Back on the bus we played cards – Sweaty Betty if I remember – with a slug of bourbon for stakes. We were heading into gambling country.

On crossing the state line into Nevada we were all given a book of vouchers entitling us to free drinks and games in a nearby casino. A most gorgeous, raven haired woman controlled the Black Jack table. She operated without expression like a beautifully efficient automaton. I’d have married her on the spot. Instead I lost dollars on a crap game I never understood. It didn’t matter. It was enough just to watch her face and that little stick of hers moving chips across a long green board.

Wells Campsite was beautiful and lush. Greg, Gary, Roland and myself drove off-site to the nearby town of Wells to buy alcohol for our nightly punch.
































Wells is a crossroads in the desert, the gateway to so much endeavour and tragedy in the old west. Times change. Now there was a whole coach-load of Jewish folk in the liquor store – all from New York. Provisions bought we whiled away an hour in a small casino bar where I drank and Greg, with more experience, gambled.


Friday, 3 September 2010

Bear Lake and Salt Lake City

Wednesday July 14



Salt Lake City











I hate early starts but with Aventours and a country the size of America you had little choice. Today we had breakfast at seven and to compound the misery I was on dishwashing duty with Sharon and Kim. We had great fun but I wasn’t looking forward to eating from those plates later in the day. We were not great dish-washers.
After packing we were on the road once more, heading for Bear Lake in Utah followed by Salt Lake City.

Bear Lake was a magical lunch spot, and mercifully we didn’t need plates. I was beginning to worry about the reaction when we eventually did.

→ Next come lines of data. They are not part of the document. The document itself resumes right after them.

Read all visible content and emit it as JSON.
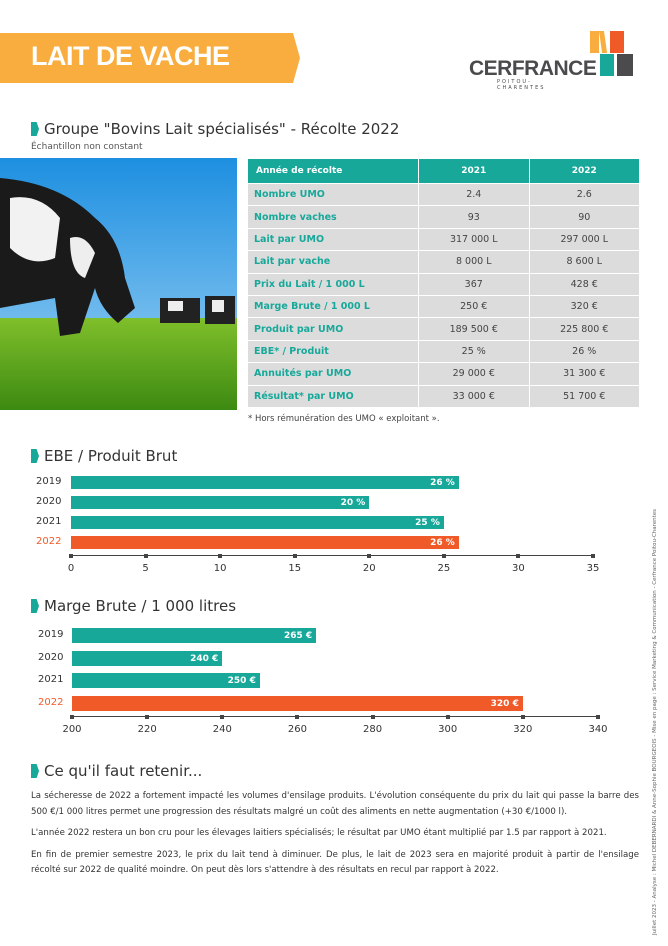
{
  "header": {
    "title": "LAIT DE VACHE",
    "logo": "CERFRANCE",
    "logo_sub": "POITOU-CHARENTES",
    "colors": {
      "orange": "#f9ad3f",
      "teal": "#17a89a",
      "red": "#f05a28",
      "grey": "#4b4b4d"
    }
  },
  "section1": {
    "title": "Groupe \"Bovins Lait spécialisés\" - Récolte 2022",
    "subtitle": "Échantillon non constant"
  },
  "table": {
    "headers": [
      "Année de récolte",
      "2021",
      "2022"
    ],
    "rows": [
      [
        "Nombre UMO",
        "2.4",
        "2.6"
      ],
      [
        "Nombre vaches",
        "93",
        "90"
      ],
      [
        "Lait par UMO",
        "317 000 L",
        "297 000 L"
      ],
      [
        "Lait par vache",
        "8 000 L",
        "8 600 L"
      ],
      [
        "Prix du Lait / 1 000 L",
        "367",
        "428 €"
      ],
      [
        "Marge Brute / 1 000 L",
        "250 €",
        "320 €"
      ],
      [
        "Produit par UMO",
        "189 500 €",
        "225 800 €"
      ],
      [
        "EBE* / Produit",
        "25 %",
        "26 %"
      ],
      [
        "Annuités par UMO",
        "29 000 €",
        "31 300 €"
      ],
      [
        "Résultat* par UMO",
        "33 000 €",
        "51 700 €"
      ]
    ],
    "footnote": "* Hors rémunération des UMO « exploitant »."
  },
  "chart_data": [
    {
      "type": "bar",
      "orientation": "horizontal",
      "title": "EBE / Produit Brut",
      "categories": [
        "2019",
        "2020",
        "2021",
        "2022"
      ],
      "values": [
        26,
        20,
        25,
        26
      ],
      "labels": [
        "26 %",
        "20 %",
        "25 %",
        "26 %"
      ],
      "xlim": [
        0,
        35
      ],
      "xticks": [
        "0",
        "5",
        "10",
        "15",
        "20",
        "25",
        "30",
        "35"
      ],
      "colors": [
        "#17a89a",
        "#17a89a",
        "#17a89a",
        "#f05a28"
      ]
    },
    {
      "type": "bar",
      "orientation": "horizontal",
      "title": "Marge Brute / 1 000 litres",
      "categories": [
        "2019",
        "2020",
        "2021",
        "2022"
      ],
      "values": [
        265,
        240,
        250,
        320
      ],
      "labels": [
        "265 €",
        "240 €",
        "250 €",
        "320 €"
      ],
      "xlim": [
        200,
        340
      ],
      "xticks": [
        "200",
        "220",
        "240",
        "260",
        "280",
        "300",
        "320",
        "340"
      ],
      "colors": [
        "#17a89a",
        "#17a89a",
        "#17a89a",
        "#f05a28"
      ]
    }
  ],
  "summary": {
    "title": "Ce qu'il faut retenir...",
    "paragraphs": [
      "La sécheresse de 2022 a fortement impacté les volumes d'ensilage produits. L'évolution conséquente du prix du lait qui passe la barre des 500 €/1 000 litres permet une progression des résultats malgré un coût des aliments en nette augmentation (+30 €/1000 l).",
      "L'année 2022 restera un bon cru pour les élevages laitiers spécialisés; le résultat par UMO étant multiplié par 1.5 par rapport à 2021.",
      "En fin de premier semestre 2023, le prix du lait tend à diminuer. De plus, le lait de 2023 sera en majorité produit à partir de l'ensilage récolté sur 2022 de qualité moindre. On peut dès lors s'attendre à des résultats en recul par rapport à 2022."
    ]
  },
  "side_credit": "Juillet 2023 - Analyse : Michel DEBERNARDI & Anne-Sophie BOURGEOIS - Mise en page : Service Marketing & Communication - Cerfrance Poitou-Charentes"
}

The lake itself was a beautiful turquoise and according to legend a lake monster lurked in its depths. The story originated from a compendium of sightings compiled by Joseph C Rich a leading C19th Mormon who later admitted the stories were false. An untruthful Mormon. Be still my beating heart. Still the story had traction. Other sightings followed, some describing it as a large walrus, others as a prehistoric lizard, and a few describing it as a larger than average carp. We saw nothing – though the last reported sighting was in 2004.

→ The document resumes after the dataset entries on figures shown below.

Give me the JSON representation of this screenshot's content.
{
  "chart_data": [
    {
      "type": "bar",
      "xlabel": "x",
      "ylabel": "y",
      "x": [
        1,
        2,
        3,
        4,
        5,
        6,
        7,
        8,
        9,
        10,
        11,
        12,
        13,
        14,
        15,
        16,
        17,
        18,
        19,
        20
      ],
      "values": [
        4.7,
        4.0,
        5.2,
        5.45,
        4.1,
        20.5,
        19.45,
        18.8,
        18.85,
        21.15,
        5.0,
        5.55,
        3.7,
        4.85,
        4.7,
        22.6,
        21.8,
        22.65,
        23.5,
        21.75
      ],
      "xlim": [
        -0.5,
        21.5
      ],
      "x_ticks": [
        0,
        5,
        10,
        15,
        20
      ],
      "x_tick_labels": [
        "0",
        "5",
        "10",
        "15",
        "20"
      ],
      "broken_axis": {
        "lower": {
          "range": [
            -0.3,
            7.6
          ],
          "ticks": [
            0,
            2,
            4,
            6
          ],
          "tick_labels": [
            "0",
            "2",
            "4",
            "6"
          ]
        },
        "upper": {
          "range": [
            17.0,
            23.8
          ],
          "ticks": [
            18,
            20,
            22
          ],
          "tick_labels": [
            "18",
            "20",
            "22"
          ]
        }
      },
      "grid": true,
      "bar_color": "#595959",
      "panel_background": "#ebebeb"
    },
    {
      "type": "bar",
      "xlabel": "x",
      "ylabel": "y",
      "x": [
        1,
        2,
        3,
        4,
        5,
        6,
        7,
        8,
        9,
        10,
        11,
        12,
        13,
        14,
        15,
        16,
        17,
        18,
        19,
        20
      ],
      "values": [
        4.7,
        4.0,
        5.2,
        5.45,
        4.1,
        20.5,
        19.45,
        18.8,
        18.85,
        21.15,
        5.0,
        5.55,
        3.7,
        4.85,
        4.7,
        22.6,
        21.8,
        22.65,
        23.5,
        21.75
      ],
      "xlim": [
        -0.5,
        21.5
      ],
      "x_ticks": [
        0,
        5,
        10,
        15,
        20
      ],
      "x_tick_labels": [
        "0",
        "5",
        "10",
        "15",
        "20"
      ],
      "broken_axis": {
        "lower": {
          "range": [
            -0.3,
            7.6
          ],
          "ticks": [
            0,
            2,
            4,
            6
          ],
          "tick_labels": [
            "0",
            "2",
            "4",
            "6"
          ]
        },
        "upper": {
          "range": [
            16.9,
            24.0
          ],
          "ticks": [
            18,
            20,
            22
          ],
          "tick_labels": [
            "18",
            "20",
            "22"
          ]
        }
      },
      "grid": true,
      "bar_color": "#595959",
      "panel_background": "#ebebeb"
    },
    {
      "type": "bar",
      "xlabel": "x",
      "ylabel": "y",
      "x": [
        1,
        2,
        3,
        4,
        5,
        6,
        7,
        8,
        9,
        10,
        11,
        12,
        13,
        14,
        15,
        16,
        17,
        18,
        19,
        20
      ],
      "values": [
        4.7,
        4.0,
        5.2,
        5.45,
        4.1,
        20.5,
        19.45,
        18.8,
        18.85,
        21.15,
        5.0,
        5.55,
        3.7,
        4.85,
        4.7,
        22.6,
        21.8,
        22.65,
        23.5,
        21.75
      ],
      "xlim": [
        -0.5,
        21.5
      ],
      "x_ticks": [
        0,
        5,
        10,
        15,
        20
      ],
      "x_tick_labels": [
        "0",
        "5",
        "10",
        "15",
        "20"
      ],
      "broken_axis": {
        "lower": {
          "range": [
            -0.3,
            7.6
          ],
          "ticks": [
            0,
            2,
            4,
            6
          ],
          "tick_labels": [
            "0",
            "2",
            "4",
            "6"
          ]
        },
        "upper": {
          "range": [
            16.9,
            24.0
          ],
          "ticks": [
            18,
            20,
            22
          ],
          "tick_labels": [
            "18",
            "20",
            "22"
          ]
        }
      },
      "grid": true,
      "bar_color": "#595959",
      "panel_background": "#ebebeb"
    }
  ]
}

I think we’d have been quite happy spending the entire day at Bear Lake, swimming, diving from rocks, just messing around, but Salt Lake City beckoned.























There we toured the Temple grounds, saw a film on their founding prophet, and were invited to stroke marble-effect pillars made purely from wood. There were better ways to spend an afternoon, but there wasn’t a bar in sight.























Walking around, I felt like an extra in Stepford City – only no one had given me the diazepam. It had to be Valium. It had to be. I couldn’t figure it out. Sunshine and Valium. Everyone seemed so goddamned content with those smug little smiles that told us they knew something we didn’t. Maybe they did. I bought a Mormon bible for a dollar, but was later ripped off 11 dollars buying a T Shirt from a fresh-faced boy - with the smile.

Beneath a late afternoon sun I consumed two milk-shakes and too many ice creams watching people walk by, searching for a break in the wall of contentment.
Tourists may see that in Monmouth today, an alternative Paradise. I love it. But that Wednesday, July 14th I saw it as alien, artificial, and it gave me the creeps.

That night some of the group went bowling but having consumed too many milk products, I stayed in camp and spent the time talking to Evelyn, Daghmar, Sharon and Kim; drank bourbon, swatted mosquitoes. The only other highlight of this day was noting that Ron Tillet didn’t sleep in his tent that night. Can you imagine that? I’d become a canvas-flap-twitcher. I must have been really bored that day. I blame it on the milk.